Bright star, would I were stedfast as thou art—
Not in lone splendour hung aloft the night
And watching, with eternal lids apart,
Like nature's patient, sleepless Eremite,
The moving waters at their priestlike task
Of pure ablution round earth's human shores,
Or gazing on the new soft-fallen mask
Of snow upon the mountains and the moors
No—yet still stedfast, still unchangeable,
Pillow'd upon my fair love's ripening breast,
To feel for ever its soft fall and swell,
Awake for ever in a sweet unrest,
Still, still to hear her tender-taken breath,
And so live ever—or else swoon to death.
Version transcribed by Keats on 28 September 1820 and published in 1838.
First recorded draftEdit
Bright star! would I were stedfast as thou art!

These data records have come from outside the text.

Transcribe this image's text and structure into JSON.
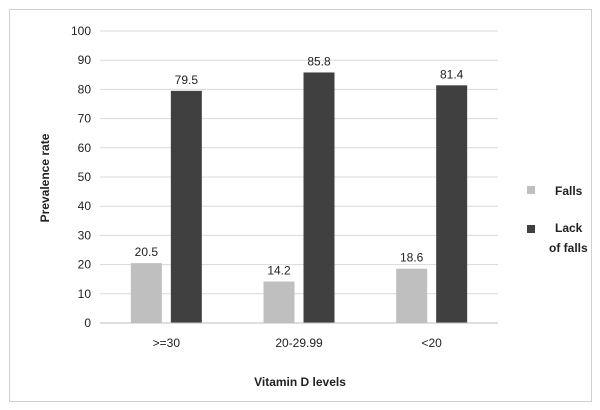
{
  "chart_data": {
    "type": "bar",
    "title": "",
    "xlabel": "Vitamin D levels",
    "ylabel": "Prevalence rate",
    "categories": [
      ">=30",
      "20-29.99",
      "<20"
    ],
    "series": [
      {
        "name": "Falls",
        "values": [
          20.5,
          14.2,
          18.6
        ],
        "color": "#bfbfbf"
      },
      {
        "name": "Lack of falls",
        "name_lines": [
          "Lack",
          "of falls"
        ],
        "values": [
          79.5,
          85.8,
          81.4
        ],
        "color": "#404040"
      }
    ],
    "ylim": [
      0,
      100
    ],
    "yticks": [
      0,
      10,
      20,
      30,
      40,
      50,
      60,
      70,
      80,
      90,
      100
    ],
    "grid": true,
    "legend": "right"
  }
}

Not in lone splendour hung amid the night;
Not watching, with eternal lids apart,
Like Nature's devout sleepless Eremite,
The morning waters at their priestlike task
Of pure ablution round earth's human shores;
Or, gazing on the new soft fallen mask
Of snow upon the mountains and the moors:—
No;—yet still steadfast, still unchangeable,
Cheek-pillow'd on my Love's white ripening breast,
To touch, for ever, its warm sink and swell,
Awake, for ever, in a sweet unrest;
To hear, to feel her tender-taken breath,
Half passionless, and so swoon on to death.